Generally only income with a


true Zimbabwean source is subject to tax. The term 'source' is at the epicentre of the tax system but it
was not defined in the Act. It was defined by case law in the celebrated case, Rhodesia Metals vs COT. It
was defined as, "not a legal concept but something which an ordinary man would regard as the real
originating cause of income."

Therefore income which originates in Zimbabwe is taxable, however there are special cases where
foreign income is taxed ie if its source is deemed to be Zimbabwe according to Section 12.

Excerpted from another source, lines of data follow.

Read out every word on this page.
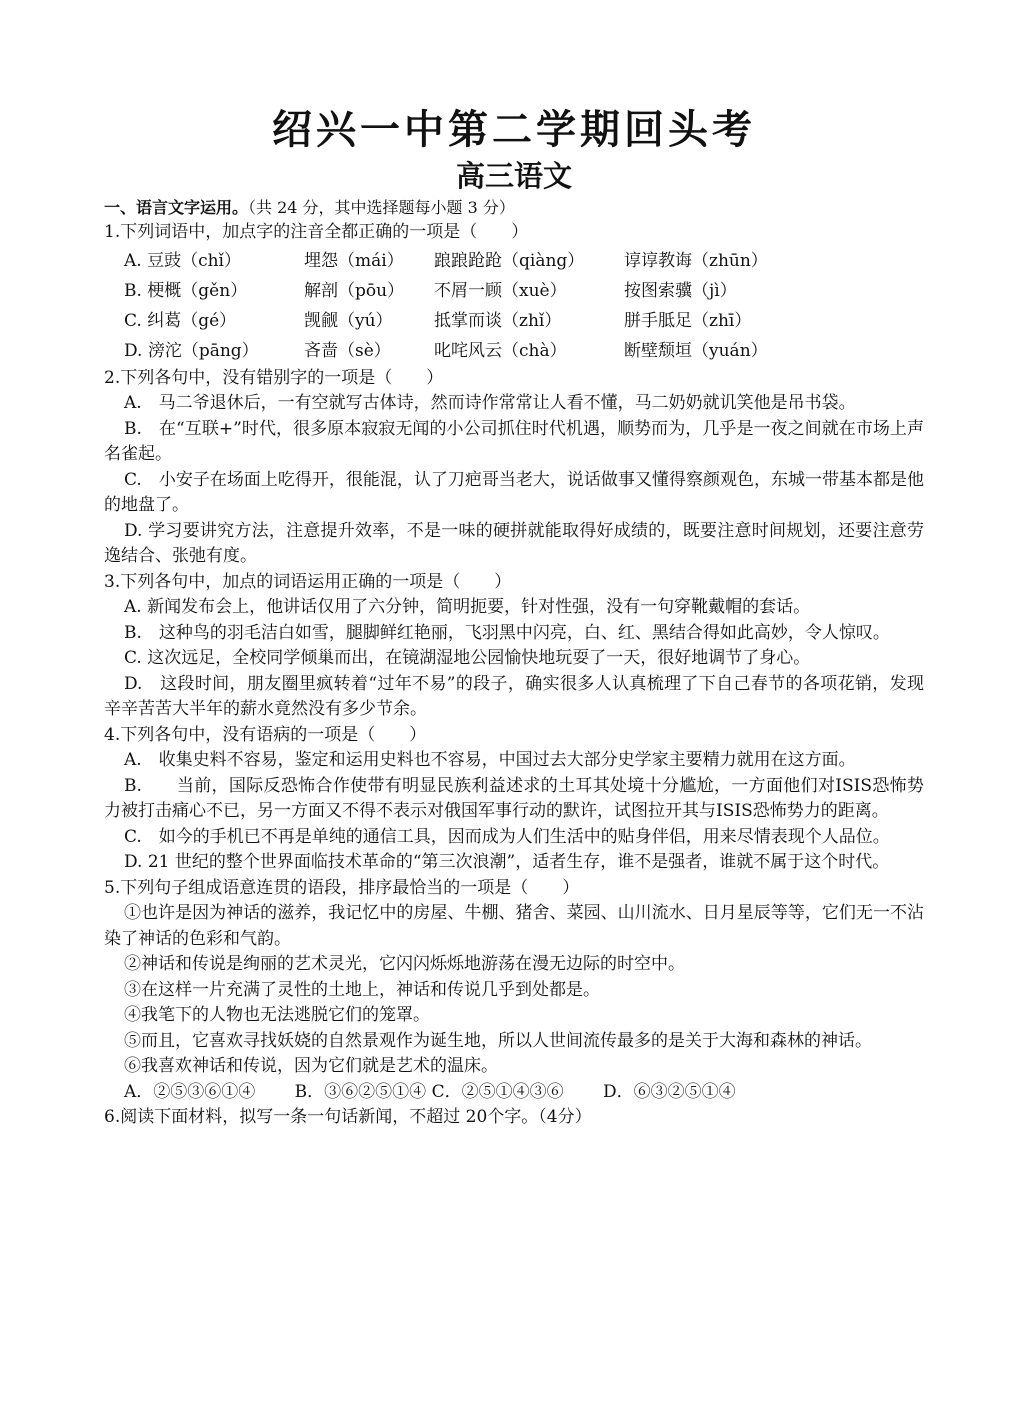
绍兴一中第二学期回头考
高三语文
一、语言文字运用。（共 24 分，其中选择题每小题 3 分）
1.下列词语中，加点字的注音全都正确的一项是（　　）
A. 豆豉（chǐ）	埋怨（mái）	踉踉跄跄（qiàng）	谆谆教诲（zhūn）
B. 梗概（gěn）	解剖（pōu）	不屑一顾（xuè）	按图索骥（jì）
C. 纠葛（gé）	觊觎（yú）	抵掌而谈（zhǐ）	胼手胝足（zhī）
D. 滂沱（pāng）	吝啬（sè）	叱咤风云（chà）	断壁颓垣（yuán）
2.下列各句中，没有错别字的一项是（　　）
A.　马二爷退休后，一有空就写古体诗，然而诗作常常让人看不懂，马二奶奶就讥笑他是吊书袋。
B.　在“互联+”时代，很多原本寂寂无闻的小公司抓住时代机遇，顺势而为，几乎是一夜之间就在市场上声名雀起。
C.　小安子在场面上吃得开，很能混，认了刀疤哥当老大，说话做事又懂得察颜观色，东城一带基本都是他的地盘了。
D. 学习要讲究方法，注意提升效率，不是一味的硬拼就能取得好成绩的，既要注意时间规划，还要注意劳逸结合、张弛有度。
3.下列各句中，加点的词语运用正确的一项是（　　）
A. 新闻发布会上，他讲话仅用了六分钟，简明扼要，针对性强，没有一句穿靴戴帽的套话。
B.　这种鸟的羽毛洁白如雪，腿脚鲜红艳丽，飞羽黑中闪亮，白、红、黑结合得如此高妙，令人惊叹。
C. 这次远足，全校同学倾巢而出，在镜湖湿地公园愉快地玩耍了一天，很好地调节了身心。
D.　这段时间，朋友圈里疯转着“过年不易”的段子，确实很多人认真梳理了下自己春节的各项花销，发现辛辛苦苦大半年的薪水竟然没有多少节余。
4.下列各句中，没有语病的一项是（　　）
A.　收集史料不容易，鉴定和运用史料也不容易，中国过去大部分史学家主要精力就用在这方面。
B.　　当前，国际反恐怖合作使带有明显民族利益述求的土耳其处境十分尴尬，一方面他们对ISIS恐怖势力被打击痛心不已，另一方面又不得不表示对俄国军事行动的默许，试图拉开其与ISIS恐怖势力的距离。
C.　如今的手机已不再是单纯的通信工具，因而成为人们生活中的贴身伴侣，用来尽情表现个人品位。
D. 21 世纪的整个世界面临技术革命的“第三次浪潮”，适者生存，谁不是强者，谁就不属于这个时代。
5.下列句子组成语意连贯的语段，排序最恰当的一项是（　　）
①也许是因为神话的滋养，我记忆中的房屋、牛棚、猪舍、菜园、山川流水、日月星辰等等，它们无一不沾染了神话的色彩和气韵。
②神话和传说是绚丽的艺术灵光，它闪闪烁烁地游荡在漫无边际的时空中。
③在这样一片充满了灵性的土地上，神话和传说几乎到处都是。
④我笔下的人物也无法逃脱它们的笼罩。
⑤而且，它喜欢寻找妖娆的自然景观作为诞生地，所以人世间流传最多的是关于大海和森林的神话。
⑥我喜欢神话和传说，因为它们就是艺术的温床。
A．②⑤③⑥①④　　 B．③⑥②⑤①④ C．②⑤①④③⑥　　 D．⑥③②⑤①④
6.阅读下面材料，拟写一条一句话新闻，不超过 20个字。（4分）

Other cases in regard to source include Unilever & Lever Bros vs CIR, Millin vs CIR, United British
machinery Co vs COT, Boyd vs CIR & COT vs Shein

In CIR v Lever Bros & Unilever Ltd 1946 AD 441, 14 SATC 1 it was held (by the majority) that
the source or originating cause of interest payable on a loan of money was not the debt but the
services that the lender performs to the borrower, namely, the supply of credit, in return for
which the borrower pays him interest.

An investor in interest-bearing securities is in all respects the same as a lender of money as he is


paid for the services that he performs to the borrower, being the supply of credit. Thus the true
source of interest from an interest-bearing security is, in terms of the Lever Bros case, also the
provision of the credit. This would be the place where the money for the investment was actually
handed over. Therefore non residents making investments in interest-bearing securities in the
Republic will cause the resulting interest to be from a Republic source.

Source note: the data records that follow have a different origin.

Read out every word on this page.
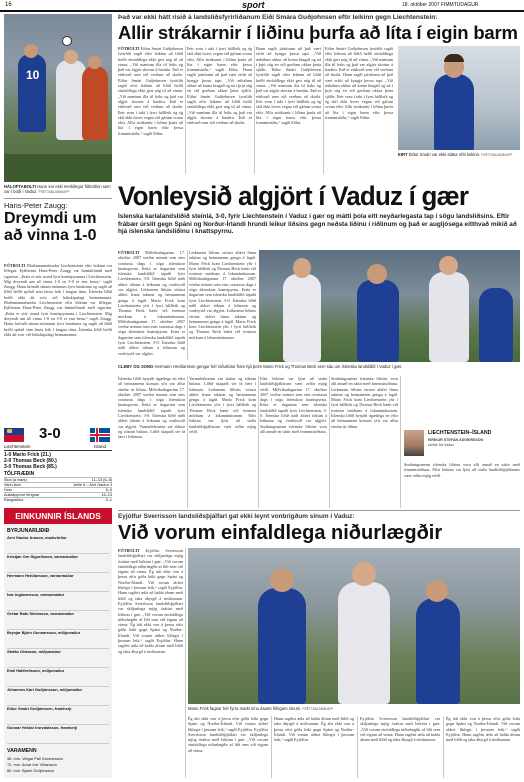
16	sport	18. október 2007 FIMMTUDAGUR
10
HÁLOFTABOLTI Hann var ekki merkilegur fótboltinn sem var í boði í Vaduz. FRÉTTABLAÐIÐ/AFP
Það var ekki hátt risið á landsliðsfyrirliðanum Eiði Smára Guðjohnsen eftir leikinn gegn Liechtenstein:
Allir strákarnir í liðinu þurfa að líta í eigin barm
FÓTBOLTI Eiður Smári Guðjohnsen fyrirliði sagði eftir leikinn að liðið hefði einfaldlega ekki gert nóg til að vinna. „Við mættum illa til leiks og það var algjör skortur á baráttu. Það er eitthvað sem við verðum að skoða. Eiður Smári Guðjohnsen fyrirliði sagði eftir leikinn að liðið hefði einfaldlega ekki gert nóg til að vinna. „Við mættum illa til leiks og það var algjör skortur á baráttu. Það er eitthvað sem við verðum að skoða. Þeir voru í takt í fyrri hálfleik og ég skil ekki hvers vegna við gáfum svona eftir. Allir strákarnir í liðinu þurfa að líta í eigin barm eftir þessa frammistöðu,“ sagði Eiður.
Þeir voru í takt í fyrri hálfleik og ég skil ekki hvers vegna við gáfum svona eftir. Allir strákarnir í liðinu þurfa að líta í eigin barm eftir þessa frammistöðu,“ sagði Eiður. Hann sagði jafnframt að það væri erfitt að kyngja þessu tapi. „Við ætluðum okkur að koma hingað og ná í þrjú stig en við gerðum okkur þetta sjálfir. Eiður Smári Guðjohnsen fyrirliði sagði eftir leikinn að liðið hefði einfaldlega ekki gert nóg til að vinna. „Við mættum illa til leiks og það var algjör skortur á baráttu. Það er eitthvað sem við verðum að skoða.
Hann sagði jafnframt að það væri erfitt að kyngja þessu tapi. „Við ætluðum okkur að koma hingað og ná í þrjú stig en við gerðum okkur þetta sjálfir. Eiður Smári Guðjohnsen fyrirliði sagði eftir leikinn að liðið hefði einfaldlega ekki gert nóg til að vinna. „Við mættum illa til leiks og það var algjör skortur á baráttu. Það er eitthvað sem við verðum að skoða. Þeir voru í takt í fyrri hálfleik og ég skil ekki hvers vegna við gáfum svona eftir. Allir strákarnir í liðinu þurfa að líta í eigin barm eftir þessa frammistöðu,“ sagði Eiður.
Eiður Smári Guðjohnsen fyrirliði sagði eftir leikinn að liðið hefði einfaldlega ekki gert nóg til að vinna. „Við mættum illa til leiks og það var algjör skortur á baráttu. Það er eitthvað sem við verðum að skoða. Hann sagði jafnframt að það væri erfitt að kyngja þessu tapi. „Við ætluðum okkur að koma hingað og ná í þrjú stig en við gerðum okkur þetta sjálfir. Þeir voru í takt í fyrri hálfleik og ég skil ekki hvers vegna við gáfum svona eftir. Allir strákarnir í liðinu þurfa að líta í eigin barm eftir þessa frammistöðu,“ sagði Eiður.
EIRT Eiður Smári var ekki sáttur eftir leikinn. FRÉTTABLAÐIÐ/AFP
Hans-Peter Zaugg:
Dreymdi um að vinna 1-0
FÓTBOLTI Blaðamannafundur Liechtenstein eftir leikinn var líflegur. Þjálfarinn Hans-Peter Zaugg var himinlifandi með sigurinn. „Þetta er stór stund fyrir knattspyrnuna í Liechtenstein. Mig dreymdi um að vinna 1-0 en 3-0 er enn betra,“ sagði Zaugg. Hann hrósaði sínum mönnum fyrir baráttuna og sagði að liðið hefði spilað sinn besta leik í langan tíma. Íslenska liðið hefði ekki átt svör við leikskipulagi heimamanna. Blaðamannafundur Liechtenstein eftir leikinn var líflegur. Þjálfarinn Hans-Peter Zaugg var himinlifandi með sigurinn. „Þetta er stór stund fyrir knattspyrnuna í Liechtenstein. Mig dreymdi um að vinna 1-0 en 3-0 er enn betra,“ sagði Zaugg. Hann hrósaði sínum mönnum fyrir baráttuna og sagði að liðið hefði spilað sinn besta leik í langan tíma. Íslenska liðið hefði ekki átt svör við leikskipulagi heimamanna.
3-0
Liechtenstein	Ísland
1-0 Mario Frick (21.)
2-0 Thomas Beck (80.)
3-0 Thomas Beck (85.)
TÖLFRÆÐIN
Skot (á mark)	11–13 (6–6)
Varin skot	Jehle 6 – Árni Gautur 3
Horn	5–5
Aukaspyrnur fengnar	14–13
Rangstöður	5–1
Vonleysið algjört í Vaduz í gær
Íslenska karlalandsliðið steinlá, 3-0, fyrir Liechtenstein í Vaduz í gær og mátti þola eitt neyðarlegasta tap í sögu landsliðsins. Eftir frábær úrslit gegn Spáni og Norður-Írlandi hrundi leikur liðsins gegn neðsta liðinu í riðlinum og það er augljósega eitthvað mikið að hjá íslenska landsliðinu í knattspyrnu.
FÓTBOLTI Miðvikudagurinn 17. október 2007 verður minnst sem eins svartasta dags í sögu íslenskrar knattspyrnu. Þetta er dagurinn sem íslenska landsliðið tapaði fyrir Liechtenstein, 3-0. Íslenska liðið náði aldrei tökum á leiknum og vonleysið var algjört. Leikmenn liðsins virtust aldrei finna taktinn og heimamenn gengu á lagið. Mario Frick kom Liechtenstein yfir í fyrri hálfleik og Thomas Beck bætti við tveimur mörkum á lokamínútunum. Miðvikudagurinn 17. október 2007 verður minnst sem eins svartasta dags í sögu íslenskrar knattspyrnu. Þetta er dagurinn sem íslenska landsliðið tapaði fyrir Liechtenstein, 3-0. Íslenska liðið náði aldrei tökum á leiknum og vonleysið var algjört.
Leikmenn liðsins virtust aldrei finna taktinn og heimamenn gengu á lagið. Mario Frick kom Liechtenstein yfir í fyrri hálfleik og Thomas Beck bætti við tveimur mörkum á lokamínútunum. Miðvikudagurinn 17. október 2007 verður minnst sem eins svartasta dags í sögu íslenskrar knattspyrnu. Þetta er dagurinn sem íslenska landsliðið tapaði fyrir Liechtenstein, 3-0. Íslenska liðið náði aldrei tökum á leiknum og vonleysið var algjört. Leikmenn liðsins virtust aldrei finna taktinn og heimamenn gengu á lagið. Mario Frick kom Liechtenstein yfir í fyrri hálfleik og Thomas Beck bætti við tveimur mörkum á lokamínútunum.
CLEBY OG SONG Hermann Hreiðarsson gengur hér niðurlútur fram hjá þeim Mario Frick og Thomas Beck sem sáu um íslenska landsliðið í Vaduz í gær.
Íslenska liðið byrjaði ágætlega en eftir að heimamenn komust yfir var allur vindur úr liðinu. Miðvikudagurinn 17. október 2007 verður minnst sem eins svartasta dags í sögu íslenskrar knattspyrnu. Þetta er dagurinn sem íslenska landsliðið tapaði fyrir Liechtenstein, 3-0. Íslenska liðið náði aldrei tökum á leiknum og vonleysið var algjört. Varnarleikurinn var slakur og sóknin bitlaus. Liðið skapaði sér fá færi í leiknum.
Varnarleikurinn var slakur og sóknin bitlaus. Liðið skapaði sér fá færi í leiknum. Leikmenn liðsins virtust aldrei finna taktinn og heimamenn gengu á lagið. Mario Frick kom Liechtenstein yfir í fyrri hálfleik og Thomas Beck bætti við tveimur mörkum á lokamínútunum. Eftir leikinn var ljóst að staða landsliðsþjálfarans væri orðin mjög erfið.
Eftir leikinn var ljóst að staða landsliðsþjálfarans væri orðin mjög erfið. Miðvikudagurinn 17. október 2007 verður minnst sem eins svartasta dags í sögu íslenskrar knattspyrnu. Þetta er dagurinn sem íslenska landsliðið tapaði fyrir Liechtenstein, 3-0. Íslenska liðið náði aldrei tökum á leiknum og vonleysið var algjört. Stuðningsmenn íslenska liðsins voru allt annað en sáttir með frammistöðuna.
Stuðningsmenn íslenska liðsins voru allt annað en sáttir með frammistöðuna. Leikmenn liðsins virtust aldrei finna taktinn og heimamenn gengu á lagið. Mario Frick kom Liechtenstein yfir í fyrri hálfleik og Thomas Beck bætti við tveimur mörkum á lokamínútunum. Íslenska liðið byrjaði ágætlega en eftir að heimamenn komust yfir var allur vindur úr liðinu.
LIECHTENSTEIN–ÍSLAND
EIRÍKUR STEFÁN ÁSGEIRSSON
skrifar frá Vaduz
Stuðningsmenn íslenska liðsins voru allt annað en sáttir með frammistöðuna. Eftir leikinn var ljóst að staða landsliðsþjálfarans væri orðin mjög erfið.
EINKUNNIR ÍSLANDS
BYRJUNARLIÐIÐ
Árni Gautur Arason, markvörður
Kristján Örn Sigurðsson, varnarmaður
Hermann Hreiðarsson, varnarmaður
Ívar Ingimarsson, varnarmaður
Grétar Rafn Steinsson, varnarmaður
Brynjar Björn Gunnarsson, miðjumaður
Stefán Gíslason, miðjumaður
Emil Hallfreðsson, miðjumaður
Jóhannes Karl Guðjónsson, miðjumaður
Eiður Smári Guðjohnsen, framherji
Gunnar Heiðar Þorvaldsson, framherji
VARAMENN
46. mín. Veigar Páll Gunnarsson
72. mín. Arnar Þór Viðarsson
80. mín. Bjarni Guðjónsson
Eyjólfur Sverrisson landsliðsþjálfari gat ekki leynt vonbrigðum sínum í Vaduz:
Við vorum einfaldlega niðurlægðir
FÓTBOLTI Eyjólfur Sverrisson landsliðsþjálfari var skiljanlega mjög ósáttur með leikinn í gær. „Við vorum einfaldlega niðurlægðir af liði sem við eigum að vinna. Ég átti ekki von á þessu eftir góða leiki gegn Spáni og Norður-Írlandi. Við vorum aldrei líklegir í þessum leik,“ sagði Eyjólfur. Hann sagðist ætla að halda áfram með liðið og taka ábyrgð á úrslitunum. Eyjólfur Sverrisson landsliðsþjálfari var skiljanlega mjög ósáttur með leikinn í gær. „Við vorum einfaldlega niðurlægðir af liði sem við eigum að vinna. Ég átti ekki von á þessu eftir góða leiki gegn Spáni og Norður-Írlandi. Við vorum aldrei líklegir í þessum leik,“ sagði Eyjólfur. Hann sagðist ætla að halda áfram með liðið og taka ábyrgð á úrslitunum.
Mario Frick fagnar hér fyrra marki sínu ásamt félögum sínum. FRÉTTABLAÐIÐ/AFP
Ég átti ekki von á þessu eftir góða leiki gegn Spáni og Norður-Írlandi. Við vorum aldrei líklegir í þessum leik,“ sagði Eyjólfur. Eyjólfur Sverrisson landsliðsþjálfari var skiljanlega mjög ósáttur með leikinn í gær. „Við vorum einfaldlega niðurlægðir af liði sem við eigum að vinna.
Hann sagðist ætla að halda áfram með liðið og taka ábyrgð á úrslitunum. Ég átti ekki von á þessu eftir góða leiki gegn Spáni og Norður-Írlandi. Við vorum aldrei líklegir í þessum leik,“ sagði Eyjólfur.
Eyjólfur Sverrisson landsliðsþjálfari var skiljanlega mjög ósáttur með leikinn í gær. „Við vorum einfaldlega niðurlægðir af liði sem við eigum að vinna. Hann sagðist ætla að halda áfram með liðið og taka ábyrgð á úrslitunum.
Ég átti ekki von á þessu eftir góða leiki gegn Spáni og Norður-Írlandi. Við vorum aldrei líklegir í þessum leik,“ sagði Eyjólfur. Hann sagðist ætla að halda áfram með liðið og taka ábyrgð á úrslitunum.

In Millin v CIR 1928 (AD) 207, 3 SATC 170, it was held that the true source of royalties accruing
from a book was the author’ s wits, labour and intellect. Therefore if these activities are carried
out in the Republic, the true source is in the Republic. The principle from Millin’ s case also
applies to royalties accruing to inventors from patents and similar assets. If the inventor applies
his wits, labour and resources in the Republic, any resulting income accruing to him is from a
true source in the Republic.

When a royalty is earned by a person who is not the original author or inventor, for example, by
a person who has purchased the royalty-producing asset from the original author or inventor,
since the royalties would then be derived not from the wits, labour or intellect of the recipient but
from the ownership of the royalty-producing asset, the true source of the royalty would be where
the purchaser employed his capital when he purchased the royalty-producing asset.